Пояснив все это, я вновь приступаю к переводу.

«…Вылитый пан Дорош! И статью, и обличьем. Такой же дородный, как тот, даже еще крупнее, даже конь под ним проседал. И с ним два парубка».

Тут как раз впервые попалось выписанное еврейскими буквами нееврейское слово, и рядом – пояснение того, кто делал запись: мол, так на «кнааните» назывался молодой человек, парень – «פארובוק». Я не сразу догадался, что это было записанное еврейскими буквами украинское слово «парубок».

«Может, как раз сходство внешнее и притупило чувство тревоги, которое шевельнулось в сердце моем, едва тринадцать всадников-козаков сошли с парома в предместье Сечи. Впереди как раз и сошел тот, похожий на Дороша Бульбу младший брат его Тарас (как узнал я позже), а за ним, примерно на шаг отступая и вертя головами по сторонам, два юных парубка, схожих на него, так что сразу понятно становилось: сыновья. Коней своих вели они в поводу...

Ну и хорошо, что родственник Дорошу, ну и славно. Так думал я по наивности душевной. Ведь с паном Дорошем жили мы душа в душу – если можно такое сказать о казачьем полковнике и еврее-факторе. Когда пан Дорош попал в турецкий плен, кто как не я выкупил его? Восемьсот цехинов дал, восемьсот золотых польских злотых [195] ! Сами запорожцы (זאפורוז'צים) и не думали полковника выкупать на свои. Конечно, деньги, что я дал, были деньгами нашими с Дорошем общими. Сейчас-то, когда и его нет, да и других многих, можно сказать: были мы с ним компаньонами. Жил он, как и прочая старшина (סטארשינה) козацкая, на добычу, что доставалась ему в набегах – на что ж еще? Правда, был у него хутор где-то под Уманью, но он-то и не бывал там вовсе, разве что в год раз, потому хутор тот кормил только жену его, да и то не сладко. Дети Дороша в Кракове жили, шляхтичами. Так что пускал ту добычу пан Дорош в оборот и в рост – через меня, своего фактора. Так ведь и другие полковники делали, и атаманы куренные, и писари. Поэтому когда иной запорожец, пропив всю одежу свою через неделю после возвращения из набега, закладывал мне пищаль или пистоль, или люльку старую, он, бидолаха (בידולאכה), и не знал даже, что закладывает ту пистоль не жиду Янкелю, а полковнику своему Дорошу. А вернее, нам обоим. Хотя у меня доля была поменьше, а головная боль – больше, ох, больше. Словом, моих цехинов там было четыреста, и его самого – тоже четыреста, вынул я их из оборота. В рост пущенные, они за месяц-другой могли дать вдвое, но что делать-то оставалось? И собрался я, написал жене моей Злате письмо – чтоб староста наш Мордехай, в случае, не дай Бог, беды, которую называть не буду, отвез ей, – и поехал за Дорошем.

В спутники дали мне четырех запорожцев (זאפורוז'צים) – не столько меня защищать, сколько мешок с цехинами-злотыми. Ибо путь лежал по таким землям, что не то что девственница с мешком золота, как говорил некогда римский царь, – но и козак (קוזאק) с пустым кошелем вряд ли проехал бы безвредно. А называли эти земли и мы, и козаки, и паны польские, и московиты – Диким полем…»

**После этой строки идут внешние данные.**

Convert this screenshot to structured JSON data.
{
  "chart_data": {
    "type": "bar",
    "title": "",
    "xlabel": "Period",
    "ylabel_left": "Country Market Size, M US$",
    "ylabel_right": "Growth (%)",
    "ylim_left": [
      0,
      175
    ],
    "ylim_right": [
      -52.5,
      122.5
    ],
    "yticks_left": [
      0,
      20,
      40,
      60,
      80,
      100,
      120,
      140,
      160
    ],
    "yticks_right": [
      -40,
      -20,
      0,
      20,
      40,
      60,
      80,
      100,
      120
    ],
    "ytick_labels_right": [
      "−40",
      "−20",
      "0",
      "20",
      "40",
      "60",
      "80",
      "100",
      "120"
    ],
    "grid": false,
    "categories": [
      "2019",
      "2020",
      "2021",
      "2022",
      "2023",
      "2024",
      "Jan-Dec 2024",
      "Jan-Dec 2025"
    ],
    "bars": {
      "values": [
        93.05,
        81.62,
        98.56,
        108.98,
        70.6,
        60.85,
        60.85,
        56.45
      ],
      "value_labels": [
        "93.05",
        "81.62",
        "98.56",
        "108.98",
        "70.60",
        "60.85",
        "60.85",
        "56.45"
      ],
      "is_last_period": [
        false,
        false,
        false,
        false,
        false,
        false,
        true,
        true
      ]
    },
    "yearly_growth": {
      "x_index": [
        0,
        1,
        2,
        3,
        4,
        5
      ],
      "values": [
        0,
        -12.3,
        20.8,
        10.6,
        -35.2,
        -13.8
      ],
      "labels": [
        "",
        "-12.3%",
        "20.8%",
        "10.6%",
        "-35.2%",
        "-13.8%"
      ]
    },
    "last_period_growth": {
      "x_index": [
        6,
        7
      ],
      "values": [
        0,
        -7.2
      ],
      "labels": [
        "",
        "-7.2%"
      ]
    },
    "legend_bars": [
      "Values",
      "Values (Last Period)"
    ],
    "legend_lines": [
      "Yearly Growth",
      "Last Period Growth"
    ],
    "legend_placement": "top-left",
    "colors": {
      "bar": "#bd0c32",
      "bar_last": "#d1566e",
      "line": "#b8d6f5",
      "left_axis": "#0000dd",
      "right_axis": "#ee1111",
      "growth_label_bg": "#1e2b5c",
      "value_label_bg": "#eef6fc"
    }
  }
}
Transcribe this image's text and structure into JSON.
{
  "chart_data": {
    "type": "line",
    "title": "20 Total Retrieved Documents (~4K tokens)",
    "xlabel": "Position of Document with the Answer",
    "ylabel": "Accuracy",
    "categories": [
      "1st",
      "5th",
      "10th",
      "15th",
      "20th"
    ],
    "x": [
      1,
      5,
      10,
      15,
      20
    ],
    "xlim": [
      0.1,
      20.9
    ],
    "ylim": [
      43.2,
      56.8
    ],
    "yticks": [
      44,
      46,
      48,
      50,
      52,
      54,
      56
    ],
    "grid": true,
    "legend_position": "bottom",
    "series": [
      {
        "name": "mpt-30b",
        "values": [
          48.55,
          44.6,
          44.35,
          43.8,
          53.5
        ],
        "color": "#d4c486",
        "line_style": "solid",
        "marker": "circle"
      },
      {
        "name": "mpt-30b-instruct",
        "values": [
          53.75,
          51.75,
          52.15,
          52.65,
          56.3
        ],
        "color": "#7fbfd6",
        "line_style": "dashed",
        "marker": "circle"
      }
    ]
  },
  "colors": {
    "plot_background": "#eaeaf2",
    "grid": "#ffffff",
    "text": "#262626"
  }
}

Далее Янкель (вернее, тот, кто записывал его рассказ) многословно описывал Дикое поле, долгую дорогу и постоянное беспробудное пьянство сопровождающих козаков. Я пропустил все это, ухватив лишь смысл – как и нескольких последующих страниц.

Дорош, который содержался в неволе, был выкуплен. В манускрипте здесь имелись две обширные лакуны, так что точно определить, в каком именно городе находился запорожский полковник, был ли этот город в Турции или в Крыму, мне не удалось. Скорее все же в Крыму, например, в Феодосии-Кафе, потому что путешествие Янкель описывает только сухопутное. Но на свободе Дорош прожил не долго, ибо в плену заболел тяжелой болезнью, которую Янкель называет водянкой, и умер едва ли не сразу по возвращении в Сечь.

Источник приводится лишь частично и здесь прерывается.